İsrailli istihbaratçı, ülkesinin “apartheid ilan edilmiş bir devlet haline geldiğini” söz ettiği yazısında, şunları kaydetti:

“ABD başta olmak üzere yıllar içinde Batılı ülkelerin değerli bir müttefiki haline gelen İsrail, bu halinin ülkenin sonunu getireceğini hükümete anlatmaya çalışan dostlarımızın ihtarlarını dikkate almıyor.

ABD Lideri, Demokrat ya da Cumhuriyetçi olsun, tıpkı sonuca varacak.

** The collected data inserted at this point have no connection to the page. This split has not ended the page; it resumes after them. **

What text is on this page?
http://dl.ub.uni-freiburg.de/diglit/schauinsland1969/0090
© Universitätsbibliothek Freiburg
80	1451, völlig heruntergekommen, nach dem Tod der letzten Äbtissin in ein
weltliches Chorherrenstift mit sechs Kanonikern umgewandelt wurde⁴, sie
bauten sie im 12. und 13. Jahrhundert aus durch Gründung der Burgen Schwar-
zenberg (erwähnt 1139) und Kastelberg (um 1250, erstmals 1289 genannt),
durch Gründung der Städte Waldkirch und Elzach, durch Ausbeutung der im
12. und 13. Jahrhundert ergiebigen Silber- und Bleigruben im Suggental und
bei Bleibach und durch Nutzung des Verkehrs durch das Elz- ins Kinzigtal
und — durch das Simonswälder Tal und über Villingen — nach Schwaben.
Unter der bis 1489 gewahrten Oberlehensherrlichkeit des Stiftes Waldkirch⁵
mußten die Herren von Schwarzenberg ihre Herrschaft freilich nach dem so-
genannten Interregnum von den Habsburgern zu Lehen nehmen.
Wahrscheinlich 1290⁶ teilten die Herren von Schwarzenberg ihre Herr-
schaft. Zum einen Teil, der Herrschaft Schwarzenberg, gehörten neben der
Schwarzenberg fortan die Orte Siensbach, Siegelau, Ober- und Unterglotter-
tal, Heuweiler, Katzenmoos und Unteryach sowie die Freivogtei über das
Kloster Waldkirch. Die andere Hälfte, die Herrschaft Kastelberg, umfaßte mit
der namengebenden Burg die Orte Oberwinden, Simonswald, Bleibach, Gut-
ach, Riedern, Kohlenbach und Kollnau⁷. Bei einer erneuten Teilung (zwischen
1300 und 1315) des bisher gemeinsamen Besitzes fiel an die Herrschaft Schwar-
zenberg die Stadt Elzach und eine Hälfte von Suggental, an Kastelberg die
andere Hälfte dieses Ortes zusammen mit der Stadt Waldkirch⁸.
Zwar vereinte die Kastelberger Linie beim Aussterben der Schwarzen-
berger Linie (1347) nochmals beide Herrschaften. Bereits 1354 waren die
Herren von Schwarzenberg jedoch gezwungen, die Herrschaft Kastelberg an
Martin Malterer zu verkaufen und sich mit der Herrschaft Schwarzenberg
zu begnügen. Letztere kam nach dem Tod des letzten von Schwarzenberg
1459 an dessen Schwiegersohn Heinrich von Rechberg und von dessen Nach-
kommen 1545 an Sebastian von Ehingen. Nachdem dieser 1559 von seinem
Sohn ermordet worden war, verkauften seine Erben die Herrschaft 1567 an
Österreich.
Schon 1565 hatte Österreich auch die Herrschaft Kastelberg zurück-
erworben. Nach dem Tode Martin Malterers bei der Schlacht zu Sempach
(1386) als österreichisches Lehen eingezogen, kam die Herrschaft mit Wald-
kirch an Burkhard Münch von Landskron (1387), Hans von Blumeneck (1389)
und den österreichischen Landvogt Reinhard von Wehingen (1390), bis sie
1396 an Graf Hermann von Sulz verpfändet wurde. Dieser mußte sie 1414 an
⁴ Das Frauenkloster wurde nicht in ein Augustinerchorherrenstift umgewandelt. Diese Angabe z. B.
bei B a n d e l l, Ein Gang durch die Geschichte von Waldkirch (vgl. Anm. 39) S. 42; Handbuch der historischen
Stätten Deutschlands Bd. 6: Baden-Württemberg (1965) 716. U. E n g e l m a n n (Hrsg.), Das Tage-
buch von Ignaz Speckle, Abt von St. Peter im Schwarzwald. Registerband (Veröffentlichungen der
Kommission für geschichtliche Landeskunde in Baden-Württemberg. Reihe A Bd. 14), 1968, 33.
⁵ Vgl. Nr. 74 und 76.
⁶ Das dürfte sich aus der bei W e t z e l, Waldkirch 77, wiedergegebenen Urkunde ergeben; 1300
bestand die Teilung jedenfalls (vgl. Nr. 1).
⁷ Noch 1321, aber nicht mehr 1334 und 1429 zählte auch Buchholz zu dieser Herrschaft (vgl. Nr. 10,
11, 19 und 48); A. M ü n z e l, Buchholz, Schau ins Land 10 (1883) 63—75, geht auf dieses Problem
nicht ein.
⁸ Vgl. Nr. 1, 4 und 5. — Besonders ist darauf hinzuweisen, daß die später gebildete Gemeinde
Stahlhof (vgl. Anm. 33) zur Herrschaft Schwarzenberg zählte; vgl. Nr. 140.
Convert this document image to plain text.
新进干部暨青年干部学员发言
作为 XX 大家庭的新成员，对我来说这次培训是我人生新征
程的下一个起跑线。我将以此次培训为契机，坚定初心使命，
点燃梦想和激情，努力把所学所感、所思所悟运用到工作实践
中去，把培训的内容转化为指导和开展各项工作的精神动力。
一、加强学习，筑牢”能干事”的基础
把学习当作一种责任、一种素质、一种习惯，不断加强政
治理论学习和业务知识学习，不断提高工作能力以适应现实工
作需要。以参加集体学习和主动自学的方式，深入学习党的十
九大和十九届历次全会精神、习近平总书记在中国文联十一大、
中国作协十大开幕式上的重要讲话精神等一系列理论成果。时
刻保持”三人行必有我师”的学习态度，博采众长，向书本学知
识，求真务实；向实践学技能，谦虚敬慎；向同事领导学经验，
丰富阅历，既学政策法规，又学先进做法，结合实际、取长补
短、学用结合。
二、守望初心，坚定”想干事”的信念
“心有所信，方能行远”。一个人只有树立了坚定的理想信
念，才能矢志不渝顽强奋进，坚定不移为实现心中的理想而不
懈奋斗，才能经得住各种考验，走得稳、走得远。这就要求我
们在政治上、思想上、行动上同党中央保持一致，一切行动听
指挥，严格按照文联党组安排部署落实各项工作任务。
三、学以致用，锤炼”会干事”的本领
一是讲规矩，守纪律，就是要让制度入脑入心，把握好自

Washington’un dünyada en fazla desteklediği ülke (İsrail), demokrasiden saptı ve apartheid ilan edilmiş bir devlet haline geldi.”

Tarihi Filistin topraklarını söz eden

“Ürdün ırmağı ile Akdeniz ortasında, yarısı Yahudi ve öbür yarısı Yahudi olmayan 15 milyon kişinin yaşadığını”

hatırlatan Pardo, şöyle devam etti:

“Hükümetteki ırkçılar, Allah’ın yardımıyla Musevilerin, deniz (Akdeniz) ile Ürdün (nehri) ortasındaki Yahudi olmayanları boyunduruk altına alacağını umarak bizi Siyonist hayalin sonuna yaklaştırıyor.

Faşist ırkçılar, sonunda Tanrı’nın yardımıyla Yahudi olanların başkalarına boyun eğdirip, kaçmalarına, ölmelerine yahut hakları bulunmayan yaşamaya razı olmalarına neden olacak bir Yecüc ve Mecüc savaşına varmayı amaçlıyorlar.”

Pardo,

“ekonomik, toplumsal, teknolojik ve güvenlik mucizesi” olarak tanımladığı “Yahudi devletinin, kendi yıkımını kendi elleriyle gerçekleştirmeye karar verdiğini” savunarak, “İsrail’i saran çılgınlığı şaşkınlıkla izlemeyen tek bir Müslüman önder yoktur.”

sözlerine yer verdi.
İsrailli eski yönetici, ülkede hükümetin yargı düzenlemesine karşı 31 haftadır süren kitlesel şovların,

“Siyonist hayalin sona ermesini engellemek için savaş verdiğini”

vurguladı.

Netanyahu hükümetinin tartışmalı yargı düzenlemesi

İsrail’de 2022 yılının son günlerinde vazifeye başlayan Netanyahu liderliğindeki koalisyon hükümeti, çok sağcı ve çok dindar partileri içinde barındırıyor.

Görevdeki koalisyon, İsrail siyasi tarihinin en çok sağcı hükümeti olarak bedellendiriliyor.

Netanyahu’nun hükümeti kurduğu süreçte koalisyon mutabakatlarının en değerli kısmını, başta tartışmalı yargı düzenlemesi olmak üzere yasa dışı Yahudi yerleşim ünitelerinin genişletilmesi ve çok sağcı isimlere idarede kritik misyonlar verilmesi üzere hususlar oluşturuyordu.

İsrail Adalet Bakanı Yariv Levin’in 5 Ocak’ta duyurduğu ve Yüksek Mahkeme’nin hükümet üzerindeki kontrolünü sonlandırma ve iktidarın yargı atamalarında kelam sahibi olması üzere değişiklikler içeren yargı düzenlemesi, ülke çapında kitlesel protestolara ve grevlere neden oldu.